Ja, warum hatten sich denn die vier Musiker – von Nation Franzosen und, was noch mehr sagen will, von Geburt Pariser
– in diese unwirthlichen Gebiete Nieder-Californiens verirrt?
Warum?… Das werden wir sofort kurz mittheilen und werden dabei mit einigen Zügen die vier Virtuosen abmalen, die der Zufall, der phantastische Rollenvertheiler, den Persönlichkeiten der nachfolgenden merkwürdigen Geschichte zugesellen sollte.

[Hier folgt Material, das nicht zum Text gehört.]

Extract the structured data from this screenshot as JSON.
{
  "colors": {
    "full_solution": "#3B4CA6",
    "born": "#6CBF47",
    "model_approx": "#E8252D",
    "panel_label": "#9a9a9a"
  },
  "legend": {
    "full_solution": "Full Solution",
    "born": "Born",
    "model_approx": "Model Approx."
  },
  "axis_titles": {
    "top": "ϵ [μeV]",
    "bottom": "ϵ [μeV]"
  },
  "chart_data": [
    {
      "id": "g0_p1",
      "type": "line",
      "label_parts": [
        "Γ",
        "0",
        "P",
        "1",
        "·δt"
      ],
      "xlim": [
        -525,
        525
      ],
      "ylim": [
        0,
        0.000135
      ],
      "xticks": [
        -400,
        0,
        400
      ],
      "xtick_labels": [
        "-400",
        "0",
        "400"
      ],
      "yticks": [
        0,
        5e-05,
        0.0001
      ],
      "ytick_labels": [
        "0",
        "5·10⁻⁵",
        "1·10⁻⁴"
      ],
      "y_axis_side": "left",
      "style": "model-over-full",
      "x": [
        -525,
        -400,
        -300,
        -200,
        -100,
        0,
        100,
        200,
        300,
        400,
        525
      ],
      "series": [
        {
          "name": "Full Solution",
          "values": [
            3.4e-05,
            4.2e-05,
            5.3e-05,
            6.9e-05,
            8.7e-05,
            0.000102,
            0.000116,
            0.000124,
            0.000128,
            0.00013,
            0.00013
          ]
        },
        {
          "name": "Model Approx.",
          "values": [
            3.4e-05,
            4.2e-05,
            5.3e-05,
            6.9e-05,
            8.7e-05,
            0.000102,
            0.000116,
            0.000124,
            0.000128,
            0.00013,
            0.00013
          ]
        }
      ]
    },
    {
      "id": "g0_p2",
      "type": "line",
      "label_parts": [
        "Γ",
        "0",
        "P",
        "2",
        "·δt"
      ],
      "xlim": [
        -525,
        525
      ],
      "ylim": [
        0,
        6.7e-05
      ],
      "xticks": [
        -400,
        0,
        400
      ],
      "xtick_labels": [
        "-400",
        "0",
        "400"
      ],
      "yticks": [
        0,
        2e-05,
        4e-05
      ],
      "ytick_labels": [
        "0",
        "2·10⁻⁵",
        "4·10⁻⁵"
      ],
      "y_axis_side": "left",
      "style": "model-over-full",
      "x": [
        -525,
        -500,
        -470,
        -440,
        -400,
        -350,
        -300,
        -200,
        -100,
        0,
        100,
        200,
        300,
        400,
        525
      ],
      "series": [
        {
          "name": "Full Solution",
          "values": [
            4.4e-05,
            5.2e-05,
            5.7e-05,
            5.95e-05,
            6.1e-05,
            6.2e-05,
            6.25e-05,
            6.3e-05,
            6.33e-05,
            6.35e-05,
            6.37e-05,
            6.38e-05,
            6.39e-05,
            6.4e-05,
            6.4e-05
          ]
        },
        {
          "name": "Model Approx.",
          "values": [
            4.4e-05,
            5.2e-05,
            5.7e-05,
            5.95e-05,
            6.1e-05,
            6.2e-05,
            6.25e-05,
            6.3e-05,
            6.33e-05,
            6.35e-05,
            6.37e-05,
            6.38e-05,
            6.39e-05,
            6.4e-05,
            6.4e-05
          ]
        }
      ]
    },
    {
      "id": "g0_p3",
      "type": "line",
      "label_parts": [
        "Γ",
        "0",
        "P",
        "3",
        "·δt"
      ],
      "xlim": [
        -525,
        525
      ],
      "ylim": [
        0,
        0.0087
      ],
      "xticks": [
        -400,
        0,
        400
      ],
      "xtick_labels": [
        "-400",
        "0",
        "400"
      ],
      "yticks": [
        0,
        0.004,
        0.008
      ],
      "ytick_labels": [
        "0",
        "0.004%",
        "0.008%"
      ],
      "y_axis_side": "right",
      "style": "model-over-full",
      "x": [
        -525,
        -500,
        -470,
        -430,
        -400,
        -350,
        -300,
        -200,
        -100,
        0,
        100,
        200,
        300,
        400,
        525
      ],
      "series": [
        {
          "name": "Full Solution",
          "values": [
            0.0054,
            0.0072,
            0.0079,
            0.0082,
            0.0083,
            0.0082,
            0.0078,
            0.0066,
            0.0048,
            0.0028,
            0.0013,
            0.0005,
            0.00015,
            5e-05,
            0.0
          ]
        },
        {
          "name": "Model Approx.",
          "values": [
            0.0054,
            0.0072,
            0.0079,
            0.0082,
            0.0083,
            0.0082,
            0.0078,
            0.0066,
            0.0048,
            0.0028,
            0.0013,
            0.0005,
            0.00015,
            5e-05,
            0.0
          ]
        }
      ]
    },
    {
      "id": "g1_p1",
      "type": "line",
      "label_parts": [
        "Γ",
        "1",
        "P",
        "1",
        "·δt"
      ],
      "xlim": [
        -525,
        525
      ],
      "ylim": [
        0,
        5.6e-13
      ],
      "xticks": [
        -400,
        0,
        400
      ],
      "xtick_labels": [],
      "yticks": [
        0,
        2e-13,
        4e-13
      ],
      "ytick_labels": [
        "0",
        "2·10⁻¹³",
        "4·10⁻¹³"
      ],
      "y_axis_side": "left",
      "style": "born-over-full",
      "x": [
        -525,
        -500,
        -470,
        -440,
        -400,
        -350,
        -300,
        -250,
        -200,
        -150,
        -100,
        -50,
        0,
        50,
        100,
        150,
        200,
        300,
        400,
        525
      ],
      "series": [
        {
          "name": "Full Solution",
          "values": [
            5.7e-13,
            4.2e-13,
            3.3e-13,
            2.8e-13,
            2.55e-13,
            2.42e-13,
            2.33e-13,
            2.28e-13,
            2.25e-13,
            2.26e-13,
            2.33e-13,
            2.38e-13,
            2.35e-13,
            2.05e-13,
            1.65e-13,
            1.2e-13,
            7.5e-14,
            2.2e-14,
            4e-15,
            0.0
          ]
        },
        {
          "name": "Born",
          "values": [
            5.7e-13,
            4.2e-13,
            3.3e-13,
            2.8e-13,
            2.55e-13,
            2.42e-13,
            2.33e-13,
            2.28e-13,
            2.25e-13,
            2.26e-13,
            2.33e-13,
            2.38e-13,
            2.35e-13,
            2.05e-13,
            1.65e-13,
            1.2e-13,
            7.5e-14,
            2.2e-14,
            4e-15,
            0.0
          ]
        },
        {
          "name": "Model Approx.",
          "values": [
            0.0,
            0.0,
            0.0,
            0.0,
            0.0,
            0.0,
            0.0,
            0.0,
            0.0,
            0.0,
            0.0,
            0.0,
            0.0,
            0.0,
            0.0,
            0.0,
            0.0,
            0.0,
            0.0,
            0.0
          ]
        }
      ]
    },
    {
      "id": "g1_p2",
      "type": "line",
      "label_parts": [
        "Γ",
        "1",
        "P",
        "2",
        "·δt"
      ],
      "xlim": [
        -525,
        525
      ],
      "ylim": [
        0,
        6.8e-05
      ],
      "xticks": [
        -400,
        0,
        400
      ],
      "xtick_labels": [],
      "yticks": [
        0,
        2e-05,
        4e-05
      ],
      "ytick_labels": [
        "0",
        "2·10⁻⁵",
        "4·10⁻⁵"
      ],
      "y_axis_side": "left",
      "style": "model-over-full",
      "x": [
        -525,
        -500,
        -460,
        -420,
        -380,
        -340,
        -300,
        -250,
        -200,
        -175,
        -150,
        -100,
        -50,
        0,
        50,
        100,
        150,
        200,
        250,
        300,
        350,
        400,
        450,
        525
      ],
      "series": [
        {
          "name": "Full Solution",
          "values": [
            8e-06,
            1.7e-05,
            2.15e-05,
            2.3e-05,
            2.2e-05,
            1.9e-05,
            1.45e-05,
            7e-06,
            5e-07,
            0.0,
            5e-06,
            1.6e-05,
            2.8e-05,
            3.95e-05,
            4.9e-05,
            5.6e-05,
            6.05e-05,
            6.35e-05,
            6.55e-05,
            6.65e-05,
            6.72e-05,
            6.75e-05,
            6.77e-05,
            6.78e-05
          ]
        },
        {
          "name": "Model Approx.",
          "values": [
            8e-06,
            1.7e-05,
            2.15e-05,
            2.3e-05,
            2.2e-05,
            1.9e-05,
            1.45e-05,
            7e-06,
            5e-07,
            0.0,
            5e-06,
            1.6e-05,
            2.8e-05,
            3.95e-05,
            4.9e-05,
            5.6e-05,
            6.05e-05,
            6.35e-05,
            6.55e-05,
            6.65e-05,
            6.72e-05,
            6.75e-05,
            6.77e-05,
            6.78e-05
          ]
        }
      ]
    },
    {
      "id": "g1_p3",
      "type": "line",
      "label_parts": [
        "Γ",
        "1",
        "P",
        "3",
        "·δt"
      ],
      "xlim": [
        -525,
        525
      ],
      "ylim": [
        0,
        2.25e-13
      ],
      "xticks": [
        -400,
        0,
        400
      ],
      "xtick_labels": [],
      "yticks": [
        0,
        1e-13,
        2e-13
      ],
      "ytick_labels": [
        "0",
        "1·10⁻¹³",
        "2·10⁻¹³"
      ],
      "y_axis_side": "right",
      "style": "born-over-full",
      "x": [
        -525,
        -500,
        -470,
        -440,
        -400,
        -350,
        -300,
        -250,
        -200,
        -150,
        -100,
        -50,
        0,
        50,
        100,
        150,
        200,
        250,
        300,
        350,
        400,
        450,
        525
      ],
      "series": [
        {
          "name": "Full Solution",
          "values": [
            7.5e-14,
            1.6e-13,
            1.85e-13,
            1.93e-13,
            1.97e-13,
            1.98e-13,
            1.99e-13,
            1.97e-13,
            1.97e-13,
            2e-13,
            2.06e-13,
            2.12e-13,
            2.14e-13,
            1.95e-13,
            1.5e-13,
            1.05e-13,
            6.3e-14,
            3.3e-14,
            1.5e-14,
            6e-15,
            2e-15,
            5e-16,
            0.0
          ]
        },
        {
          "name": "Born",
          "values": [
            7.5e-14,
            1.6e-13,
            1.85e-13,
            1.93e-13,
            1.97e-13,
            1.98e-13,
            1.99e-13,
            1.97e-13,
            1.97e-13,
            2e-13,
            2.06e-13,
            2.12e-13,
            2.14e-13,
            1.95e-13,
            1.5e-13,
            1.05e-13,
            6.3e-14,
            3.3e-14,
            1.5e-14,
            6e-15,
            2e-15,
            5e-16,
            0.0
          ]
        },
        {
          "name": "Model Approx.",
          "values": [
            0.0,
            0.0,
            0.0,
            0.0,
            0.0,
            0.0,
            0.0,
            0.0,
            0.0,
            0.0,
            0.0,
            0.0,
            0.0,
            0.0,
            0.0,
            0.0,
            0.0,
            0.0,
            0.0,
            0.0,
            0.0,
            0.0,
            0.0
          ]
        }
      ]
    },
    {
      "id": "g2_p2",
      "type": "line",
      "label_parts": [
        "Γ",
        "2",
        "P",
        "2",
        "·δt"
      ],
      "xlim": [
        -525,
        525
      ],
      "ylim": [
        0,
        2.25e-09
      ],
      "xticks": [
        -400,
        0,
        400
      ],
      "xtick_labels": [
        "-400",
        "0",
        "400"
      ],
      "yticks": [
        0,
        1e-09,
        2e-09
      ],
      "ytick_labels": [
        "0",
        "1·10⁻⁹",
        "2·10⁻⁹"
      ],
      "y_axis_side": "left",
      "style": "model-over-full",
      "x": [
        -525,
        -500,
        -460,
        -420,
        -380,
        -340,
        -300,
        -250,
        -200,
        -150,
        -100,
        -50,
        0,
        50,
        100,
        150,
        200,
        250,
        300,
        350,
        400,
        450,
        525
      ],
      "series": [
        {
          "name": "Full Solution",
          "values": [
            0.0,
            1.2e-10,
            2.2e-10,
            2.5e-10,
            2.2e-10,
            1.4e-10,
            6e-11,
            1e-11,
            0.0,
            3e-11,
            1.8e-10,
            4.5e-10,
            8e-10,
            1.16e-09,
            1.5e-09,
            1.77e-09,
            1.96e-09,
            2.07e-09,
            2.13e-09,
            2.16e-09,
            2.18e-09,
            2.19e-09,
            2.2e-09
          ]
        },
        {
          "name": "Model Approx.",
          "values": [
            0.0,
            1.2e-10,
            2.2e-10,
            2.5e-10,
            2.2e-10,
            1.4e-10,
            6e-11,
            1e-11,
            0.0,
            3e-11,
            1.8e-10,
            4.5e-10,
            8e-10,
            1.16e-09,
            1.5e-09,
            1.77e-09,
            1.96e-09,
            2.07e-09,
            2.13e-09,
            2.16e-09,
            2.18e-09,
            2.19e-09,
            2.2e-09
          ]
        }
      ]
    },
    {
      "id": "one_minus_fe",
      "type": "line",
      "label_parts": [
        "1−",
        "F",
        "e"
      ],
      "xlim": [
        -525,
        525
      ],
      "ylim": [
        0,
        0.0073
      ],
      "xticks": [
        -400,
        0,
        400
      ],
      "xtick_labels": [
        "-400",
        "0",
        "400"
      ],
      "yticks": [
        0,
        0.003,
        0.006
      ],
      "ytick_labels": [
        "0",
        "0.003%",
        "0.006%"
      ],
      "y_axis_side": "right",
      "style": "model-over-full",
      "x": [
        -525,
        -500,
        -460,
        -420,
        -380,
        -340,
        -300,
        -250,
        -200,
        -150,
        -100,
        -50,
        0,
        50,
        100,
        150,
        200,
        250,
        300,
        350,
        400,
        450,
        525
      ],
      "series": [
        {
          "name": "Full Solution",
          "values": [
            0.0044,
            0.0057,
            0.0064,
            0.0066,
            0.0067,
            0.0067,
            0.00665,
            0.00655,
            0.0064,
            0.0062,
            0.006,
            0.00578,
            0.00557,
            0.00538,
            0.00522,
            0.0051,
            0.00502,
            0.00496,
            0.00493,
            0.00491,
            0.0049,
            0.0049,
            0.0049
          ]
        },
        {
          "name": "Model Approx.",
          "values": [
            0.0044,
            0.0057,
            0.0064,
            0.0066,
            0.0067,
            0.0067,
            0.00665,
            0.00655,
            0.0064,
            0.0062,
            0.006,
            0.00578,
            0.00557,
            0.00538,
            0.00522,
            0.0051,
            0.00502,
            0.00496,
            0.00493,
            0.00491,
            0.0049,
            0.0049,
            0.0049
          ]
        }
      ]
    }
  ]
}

Im Laufe des betreffenden Jahres – wir können es nur auf etwa dreißig Jahre genau bestimmen – hatten die Vereinigten Staaten von Amerika die Zahl der Sterne in ihrer Bundesflagge verdoppelt. Sie stehen in der vollen Entfaltung ihrer industriellen und commerciellen Macht, nachdem sie das Dominium von Canada bis zur äußersten Grenze am Polarmeere, doch auch die Gebiete von Mexiko, Guatemala, Honduras, Nicaragua und Costarica bis zum Panamacanale ihrem Bundesstaate einverleibt hatten. Gleichzeitig hatte sich bei den länderraubenden Yankees die Neigung für die Kunst entwickelt, und wenn auch ihr eignes Schaffen im Gebiete des Schönen noch recht beschränkt blieb, wenn der Nationalgeist sich gegen die Malerei, die Bildhauerkunst und die Musik noch etwas widerstrebend erwies, so hatte sich der Geschmack an den Werken der schönen Künste bei ihnen doch allgemein verbreitet. Dadurch, daß sie die Gemälde alter und neuer Meister mit Gold aufwogen, um private oder öffentliche Sammlungen zu füllen, und daß sie berühmte lyrische oder dramatische Künstler, ebenso wie die besten Instrumentalisten oft für unerhörte Preise heranzogen, hatten sie sich endlich den ihnen so lange mangelnden Sinn für schöne und edle Dinge allmählich eingeimpft.